I first had a crush on a girl when I was about 11, I think, in my first year of high school; she was a couple of grades above. But it was fairly innocent, as crushes usually are at that age, and in one of the ancient Advice To A Teenage Girl books still swimming through the school library system there was a healthy dose of homophobia, with some of the less noxious wisdom being that adolescent girls often have crushes on older girls, it's a harmless normal stage they'll grow out of. Considering the great big globs of weirdness I was saddled with in almost all other areas of my life, this was welcome news. Hooray! I'm normal!

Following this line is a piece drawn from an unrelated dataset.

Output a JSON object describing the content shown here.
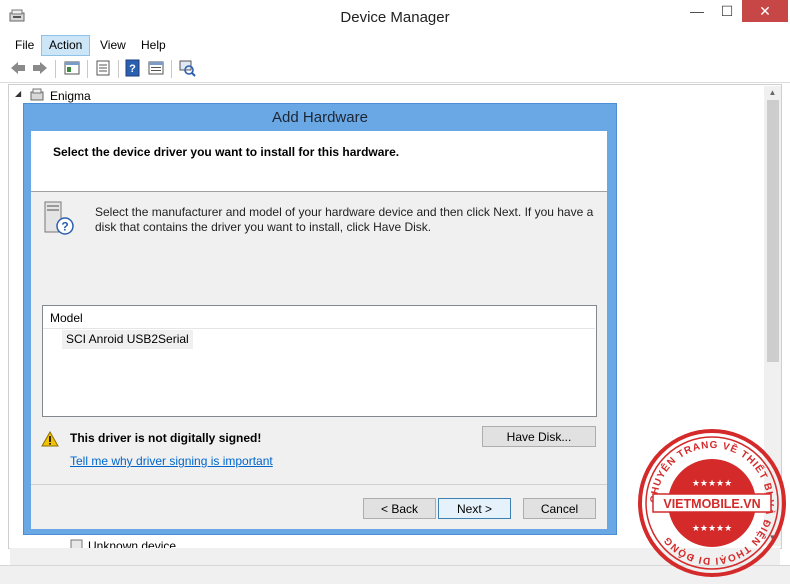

And this was a different time. It was years even before Ellen came out, and that was such big news on the cover of Time magazine. I knew there were lesbians, but I thought it meant you had to crop your hair short and ride a motorcycle. But I liked pretty dresses! And there were no visible bisexuals at all. Homophobic jokes abounded. I'm pretty suggestible, and the whole idea of not being straight just seemed like something best kept buried deep down, never thought of - in the closet, yes.
I didn't think much more of fancying girls for another ten years or so, when after the worst of the craziness following the breakdown of the relationship with the guy I was absolutely certain I was destined to spend the rest of my life with, attraction to women roared into life. Could it have been I was a lesbian this whole time? I experimented. I dated. I hung around lesbian social groups. I worked myself out. No, not a lesbian. I still fancied guys. (Although my taste has always run to the more feminine, less macho types; at least two of my exes have been mistaken for women, and more than one has pointed out I was more masculine than he was). I never really used the word bisexual - it has so many connotations. (Still does). I wasn't interested in reclaiming the word. It was just known in my immediate social circles that I like boys and girls, and we all got on with our lives.

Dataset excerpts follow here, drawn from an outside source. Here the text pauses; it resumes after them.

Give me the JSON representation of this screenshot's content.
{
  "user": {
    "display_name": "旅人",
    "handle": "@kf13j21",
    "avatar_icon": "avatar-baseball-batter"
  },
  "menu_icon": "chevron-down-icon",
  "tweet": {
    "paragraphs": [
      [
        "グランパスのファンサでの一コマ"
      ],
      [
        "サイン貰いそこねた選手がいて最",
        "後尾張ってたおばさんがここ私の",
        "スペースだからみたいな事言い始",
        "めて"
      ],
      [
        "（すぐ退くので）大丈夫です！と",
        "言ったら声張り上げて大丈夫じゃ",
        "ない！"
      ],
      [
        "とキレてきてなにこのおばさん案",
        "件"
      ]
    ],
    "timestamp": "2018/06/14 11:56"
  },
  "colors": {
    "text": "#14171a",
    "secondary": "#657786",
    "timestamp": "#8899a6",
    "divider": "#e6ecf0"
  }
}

Then I met a cute guy out one night, we got married and had a kid. That was it, then. I'd locked into hetero life; I could pass, I didn't have to worry. Except I knew I'm not straight. And times were changing. The culture was getting more accepting. I debated coming out, but it didn't seem right, and even kind of pointless. I thought of how my husband would feel - "yes, I love you and am committed to you for the rest of my life, but I want to announce to the world I'm sexually attracted to women. How would that be?". No. Even though he was always fine about it, I just couldn't do it.

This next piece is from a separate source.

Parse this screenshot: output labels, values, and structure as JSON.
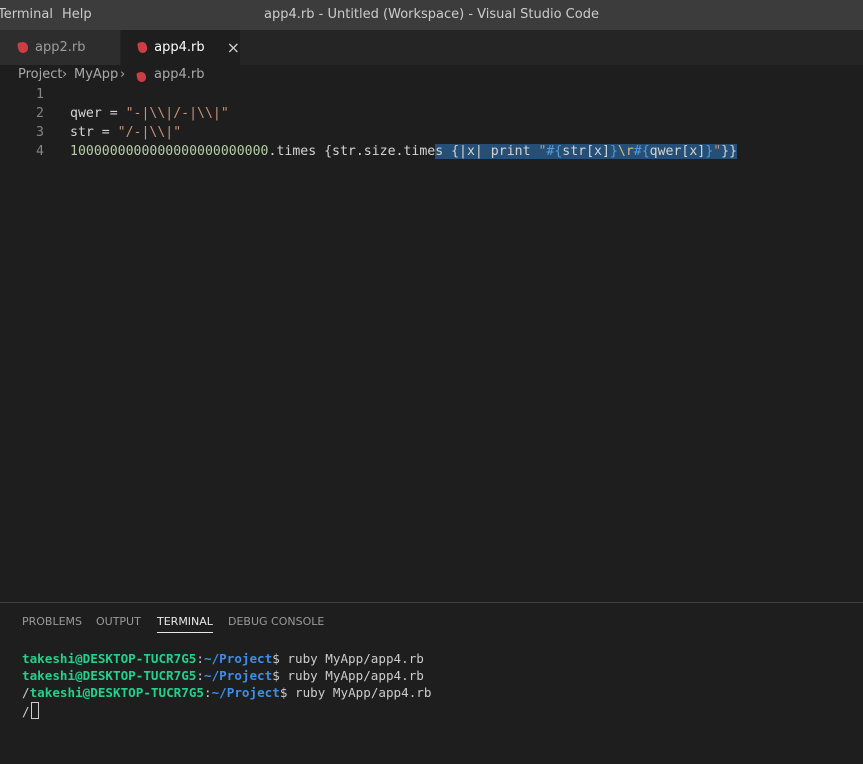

And then we separated amicably after 7 years, for reasons that had nothing to do with sexuality. And...after a suitable mourning period, you start to notice people again. And the time had come to be honest about who I am. A few weeks ago, my GP wrote me a referral to a psych to discuss all my (rather marvelous) hang ups. And on that referral, in the space for sexual orientation, he'd put "heterosexual". A reasonable assumption to make - I'd discussed my separation with him, after all. But it was the wrong one. I'm not heterosexual. I'm tired of passing. I am not just a straight ally who's been to a tonne of gay bars and was advocating for gay marriage when it was seen as a fringe position. I am bisexual. But what I really prefer to say is - I am queer.
And now here I am. I'm not going through a phase, not sowing my wild oats or relishing my freedom, and I haven't been turned off men. I'm not even dating anyone. (I never meet anyone, which a sensible person would attribute to the fact I never go out, but I prefer to blame my hips). It was always there and it always will be. And if I'm going to hell, it won't be for this.